Thanks for sharing all of the above information and using the H20 nodes seems interesting. After some consideration I decided not to try to predict individual customer spend per day but rather of a full year instead (i.e. based on the previous 365 days of spend, how much will this customer spend the next 365 days). The input attributes I have prepared for modelling are:
CustomerID - The idea of the customer
FrequencyScore - A numeric score from 1 to 100 depending on how often the customer shops
LatencyScore - A numeric score from 1 to 100 depending on when customer shopped last
SpendFirstHalfYear - The monitory spend of historic purchases from the first half of the year
SpendSecondHalfYear - The monitory spend of historic purchases from the second half of the year
My target or output value is then ‘SpendNext360days’. I’m quite keen on trying to use H20 regression nodes for this but what would be a good way of sequencing the nodes and what is the best way to evaluate the accuracy of the regression model?

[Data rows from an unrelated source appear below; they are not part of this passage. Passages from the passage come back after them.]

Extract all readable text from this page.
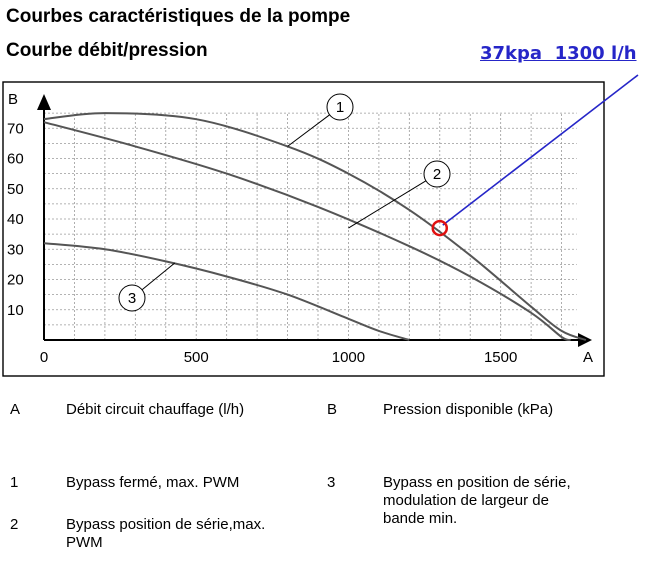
Courbes caractéristiques de la pompe
Courbe débit/pression	37kpa  1300 l/h
0	500	1000	1500
10
20
30
40
50
60
70
A
B	1
2
3
A	Débit circuit chauffage (l/h)	B	Pression disponible (kPa)
1	Bypass fermé, max. PWM	3	Bypass en position de série, modulation de largeur de bande min.
2	Bypass position de série,max. PWM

@ScottF provided us with simple workflow that shows how you would set up a regression model and do an evaluation using the RMSE ( Root-mean-square deviation) => the lower the better. The KNIME numeric scorer node has you covered there.
You could switch out the type of model used:
We had a discussion about that here:
And also further information about ways to determine the quality of a model (mostly 1/0 but check out the link).
Further metrics I have explored are Correlation coefficients like Pearson and Spearman to see how your prediction and your real data do align.
Also I have toyed around with the concept of Bland-Altman plot but I am not sure yet if that gives me any more insight. Basically it should combine the question of correlation (if your score hints in the right direction) and agreement (if you actually hit the numbers).
Thank you so much for your help and guidance here and for sharing useful information. I’ll give the H20 regression a try using the @ScottF’s regression workflow. If anyone should be interested in the outcome of this, I’ll also post some learnings after the modelling work is complete.